The most popular cryptocurrency has consistently been Bitcoin. However, since there are other cryptocurrencies that are being introduced into the market, it is imperative to investigate the best option for your investment. This will influence the direction your investments will take, in a huge manner.

Look at Your Options

The success of Bitcoin led to the creation and distribution of quite a few other cryptocurrencies on the market today. So, take a look at all of them and consider your options. A few notable options are the following:

Tether is a stablecoin. This means that its value is tied to a given FIAT currency. In the case of Tether, it is the U.S. Dollar. Which means that, as long as the dollar remains stable, Tethers value will remain at US$1. Ethereum might be the second most popular blockchain today, and the Ether coin is among the most valuable. In fact, its price is exceeded only by Bitcoin. Dogecoin started out as a joke. A parody of the crypto craze. However, it soon grew into its own thing and became a hugely popular asset. Today, it ranks among the top ten most popular and recognizable cryptocurrencies in the world.

Also make sure youve explored the numerous, successful Bitcoin hard forks that have occurred over the years. Among them, the ones to keep an eye out on are Bitcoin Gold and Bitcoin Cash. They are definitely the two most popular hard forks on the market today.

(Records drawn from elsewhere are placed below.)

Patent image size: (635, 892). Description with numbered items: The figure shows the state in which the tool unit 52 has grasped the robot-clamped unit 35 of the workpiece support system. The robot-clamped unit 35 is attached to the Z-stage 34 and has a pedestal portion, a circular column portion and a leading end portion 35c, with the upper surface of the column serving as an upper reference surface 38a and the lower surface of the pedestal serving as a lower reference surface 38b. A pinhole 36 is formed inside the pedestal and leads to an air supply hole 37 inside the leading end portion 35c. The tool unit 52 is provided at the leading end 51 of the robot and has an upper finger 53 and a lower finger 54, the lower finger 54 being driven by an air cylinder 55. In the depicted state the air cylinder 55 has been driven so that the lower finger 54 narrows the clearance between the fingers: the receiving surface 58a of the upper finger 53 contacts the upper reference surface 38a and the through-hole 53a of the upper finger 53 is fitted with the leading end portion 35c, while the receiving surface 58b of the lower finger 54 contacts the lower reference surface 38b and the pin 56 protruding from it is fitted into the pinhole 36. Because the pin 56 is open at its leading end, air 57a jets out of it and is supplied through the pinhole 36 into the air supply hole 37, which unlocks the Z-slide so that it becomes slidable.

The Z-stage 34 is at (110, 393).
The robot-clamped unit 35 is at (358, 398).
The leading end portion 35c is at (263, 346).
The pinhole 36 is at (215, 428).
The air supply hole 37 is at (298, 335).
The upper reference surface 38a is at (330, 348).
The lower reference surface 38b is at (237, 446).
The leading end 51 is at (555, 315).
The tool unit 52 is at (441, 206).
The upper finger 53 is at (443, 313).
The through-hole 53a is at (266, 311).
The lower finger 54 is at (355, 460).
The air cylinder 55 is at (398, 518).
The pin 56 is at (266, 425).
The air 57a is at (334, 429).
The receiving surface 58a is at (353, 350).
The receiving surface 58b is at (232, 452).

Risk Disclosure: Trading in cryptocurrencies involves high risks including the risk of losing some, or all, of your investment amount, and may not be suitable for all investors. Prices of cryptocurrencies are extremely volatile and may be affected by external factors such as financial, regulatory, or political events. The laws that apply to crypto products (and how a particular crypto product is regulated) may change. Before deciding to trade in financial instrument or cryptocurrencies you should be fully informed of the risks and costs associated with trading in the financial markets, carefully consider your investment objectives, level of experience, and risk appetite, and seek professional advice where needed. Kalkine Media cannot and does not represent or guarantee that any of the information/data available here is accurate, reliable, current, complete or appropriate for your needs. Kalkine Media will not accept liability for any loss or damage as a result of your trading or your reliance on the information shared on this website.